A Sample of connection strings that should be made is as follows (from Radius -X of a separate freeradius v2.x ):

rlm_sql (sql): Driver rlm_sql_oracle (module rlm_sql_oracle) loaded and linked
rlm_sql (sql): Attempting to connect to radius@<DB IP>:/(DESCRIPTION = (ADDRESS_LIST = (ADDRESS = (PROTOCOL = TCP)(HOST = <DB IP>)(PORT = <DB PORT>)))(CONNECT_DATA = (SERVICE_NAME = <SID>)(SERVER=DEDICATED)))
rlm_sql (sql): starting 0
rlm_sql (sql): Attempting to connect rlm_sql_oracle #0
rlm_sql (sql): Connected new DB handle, #0
rlm_sql (sql): starting 1
rlm_sql (sql): Attempting to connect rlm_sql_oracle #1
rlm_sql (sql): Connected new DB handle, #1
rlm_sql (sql): starting 2
rlm_sql (sql): Attempting to connect rlm_sql_oracle #2
rlm_sql (sql): Connected new DB handle, #2
rlm_sql (sql): starting 3
rlm_sql (sql): Attempting to connect rlm_sql_oracle #3
rlm_sql (sql): Connected new DB handle, #3
rlm_sql (sql): starting 4
rlm_sql (sql): Attempting to connect rlm_sql_oracle #4
rlm_sql (sql): Connected new DB handle, #4
rlm_sql (sql): starting 5
rlm_sql (sql): Attempting to connect rlm_sql_oracle #5
rlm_sql (sql): Connected new DB handle, #5
rlm_sql (sql): starting 6
rlm_sql (sql): Attempting to connect rlm_sql_oracle #6
rlm_sql (sql): Connected new DB handle, #6
rlm_sql (sql): starting 7
rlm_sql (sql): Attempting to connect rlm_sql_oracle #7
rlm_sql (sql): Connected new DB handle, #7
rlm_sql (sql): starting 8
rlm_sql (sql): Attempting to connect rlm_sql_oracle #8
rlm_sql (sql): Connected new DB handle, #8
rlm_sql (sql): starting 9
rlm_sql (sql): Attempting to connect rlm_sql_oracle #9
rlm_sql (sql): Connected new DB handle, #9
rlm_sql (sql): starting 10
rlm_sql (sql): Attempting to connect rlm_sql_oracle #10
rlm_sql (sql): Connected new DB handle, #10
rlm_sql (sql): starting 11

and so on to a 99 ...

Is there some place else I need to make an edit in order to form the required connection.
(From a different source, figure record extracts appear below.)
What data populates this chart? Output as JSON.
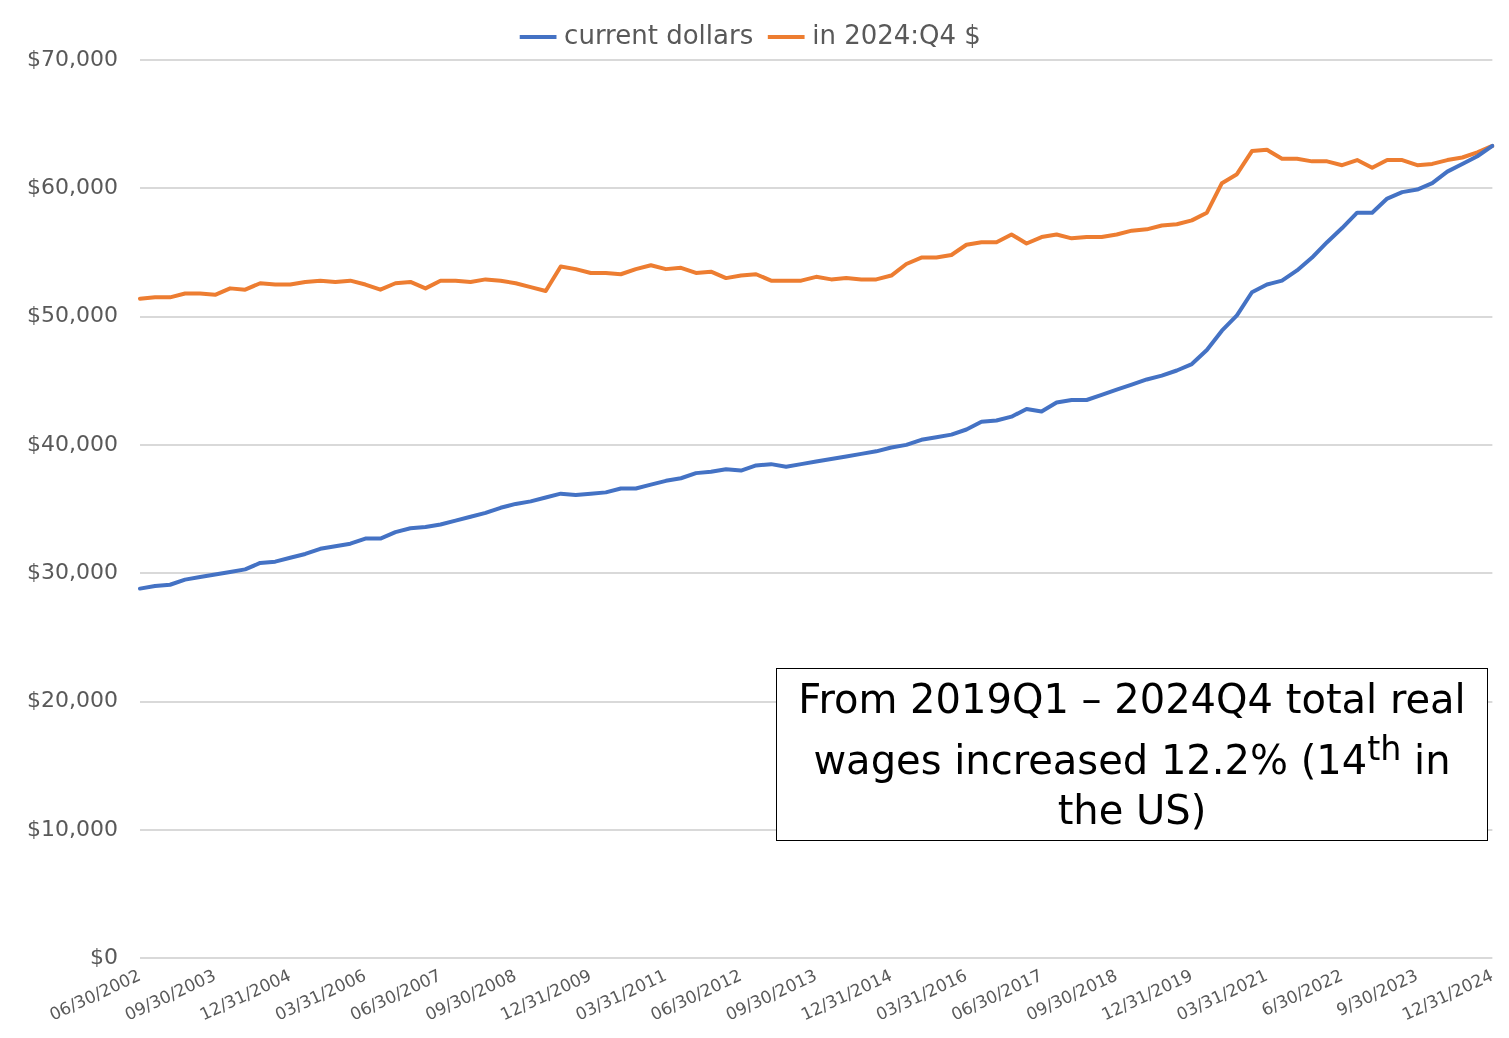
{
  "chart_data": {
    "type": "line",
    "categories": [
      "06/30/2002",
      null,
      null,
      null,
      null,
      "09/30/2003",
      null,
      null,
      null,
      null,
      "12/31/2004",
      null,
      null,
      null,
      null,
      "03/31/2006",
      null,
      null,
      null,
      null,
      "06/30/2007",
      null,
      null,
      null,
      null,
      "09/30/2008",
      null,
      null,
      null,
      null,
      "12/31/2009",
      null,
      null,
      null,
      null,
      "03/31/2011",
      null,
      null,
      null,
      null,
      "06/30/2012",
      null,
      null,
      null,
      null,
      "09/30/2013",
      null,
      null,
      null,
      null,
      "12/31/2014",
      null,
      null,
      null,
      null,
      "03/31/2016",
      null,
      null,
      null,
      null,
      "06/30/2017",
      null,
      null,
      null,
      null,
      "09/30/2018",
      null,
      null,
      null,
      null,
      "12/31/2019",
      null,
      null,
      null,
      null,
      "03/31/2021",
      null,
      null,
      null,
      null,
      "6/30/2022",
      null,
      null,
      null,
      null,
      "9/30/2023",
      null,
      null,
      null,
      null,
      "12/31/2024"
    ],
    "series": [
      {
        "name": "current dollars",
        "color": "#4472c4",
        "values": [
          28800,
          29000,
          29100,
          29500,
          29700,
          29900,
          30100,
          30300,
          30800,
          30900,
          31200,
          31500,
          31900,
          32100,
          32300,
          32700,
          32700,
          33200,
          33500,
          33600,
          33800,
          34100,
          34400,
          34700,
          35100,
          35400,
          35600,
          35900,
          36200,
          36100,
          36200,
          36300,
          36600,
          36600,
          36900,
          37200,
          37400,
          37800,
          37900,
          38100,
          38000,
          38400,
          38500,
          38300,
          38500,
          38700,
          38900,
          39100,
          39300,
          39500,
          39800,
          40000,
          40400,
          40600,
          40800,
          41200,
          41800,
          41900,
          42200,
          42800,
          42600,
          43300,
          43500,
          43500,
          43900,
          44300,
          44700,
          45100,
          45400,
          45800,
          46300,
          47400,
          48900,
          50100,
          51900,
          52500,
          52800,
          53600,
          54600,
          55800,
          56900,
          58100,
          58100,
          59200,
          59700,
          59900,
          60400,
          61300,
          61900,
          62500,
          63300
        ]
      },
      {
        "name": "in 2024:Q4 $",
        "color": "#ed7d31",
        "values": [
          51400,
          51500,
          51500,
          51800,
          51800,
          51700,
          52200,
          52100,
          52600,
          52500,
          52500,
          52700,
          52800,
          52700,
          52800,
          52500,
          52100,
          52600,
          52700,
          52200,
          52800,
          52800,
          52700,
          52900,
          52800,
          52600,
          52300,
          52000,
          53900,
          53700,
          53400,
          53400,
          53300,
          53700,
          54000,
          53700,
          53800,
          53400,
          53500,
          53000,
          53200,
          53300,
          52800,
          52800,
          52800,
          53100,
          52900,
          53000,
          52900,
          52900,
          53200,
          54100,
          54600,
          54600,
          54800,
          55600,
          55800,
          55800,
          56400,
          55700,
          56200,
          56400,
          56100,
          56200,
          56200,
          56400,
          56700,
          56800,
          57100,
          57200,
          57500,
          58100,
          60400,
          61100,
          62900,
          63000,
          62300,
          62300,
          62100,
          62100,
          61800,
          62200,
          61600,
          62200,
          62200,
          61800,
          61900,
          62200,
          62400,
          62800,
          63300
        ]
      }
    ],
    "ylim": [
      0,
      70000
    ],
    "yticks": [
      {
        "value": 0,
        "label": "$0"
      },
      {
        "value": 10000,
        "label": "$10,000"
      },
      {
        "value": 20000,
        "label": "$20,000"
      },
      {
        "value": 30000,
        "label": "$30,000"
      },
      {
        "value": 40000,
        "label": "$40,000"
      },
      {
        "value": 50000,
        "label": "$50,000"
      },
      {
        "value": 60000,
        "label": "$60,000"
      },
      {
        "value": 70000,
        "label": "$70,000"
      }
    ],
    "grid": "y",
    "legend": "top",
    "marker": "none",
    "line_style": "solid",
    "annotations": [
      "From 2019Q1 – 2024Q4 total real wages increased 12.2% (14$^{th}$ in the US)"
    ]
  }
}
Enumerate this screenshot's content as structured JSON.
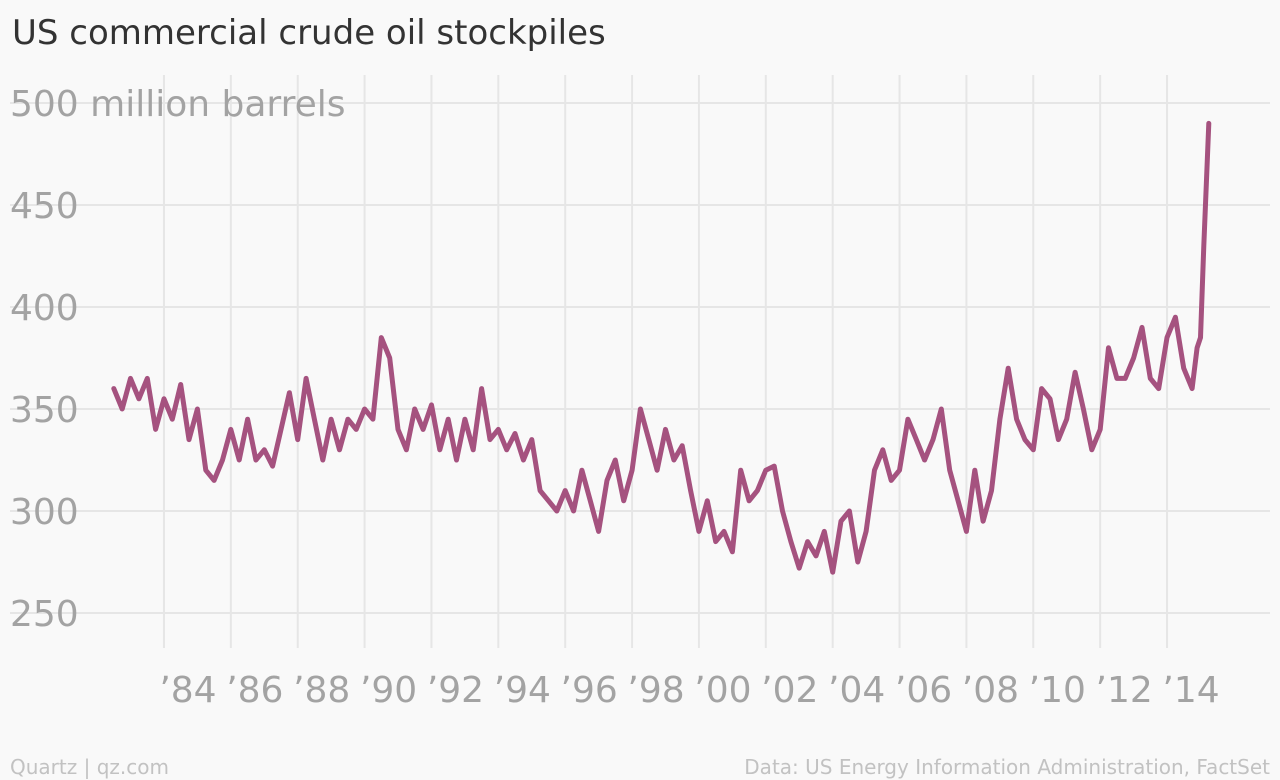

Any guidance on the matter would be greatly appreciated. Thankyou

1

There are 1 answers

0
Mustafa Mujahid On

So , I figured it out, Adding the below to the sql.conf file fixed it.

pool {
        start = 25
        min = 25
        max = 25
        spare = 0
        uses = 0 
        lifetime = 0
        cleanup_interval = 0
        #cleanup_interval = 30
        idle_timeout = 0
        #idle_timeout = 60
        retry_delay = 1
        spread = no
   }

where,

num_sql_socks               -> pool { max }
connect_failure_retry_delay -> pool { retry_delay }
lifetime                    -> pool { lifetime }
max_queries                 -> pool { uses }

A bit of extra information, the structure for SQL queries has changed from Fixed to Dynamic according to this. The queries can be found in :

<radiusdir>/modsconfig/sql/main/<db>/queries.conf

The queries are the same though. Hopefully this helps when upgrading to freeradius 3.x.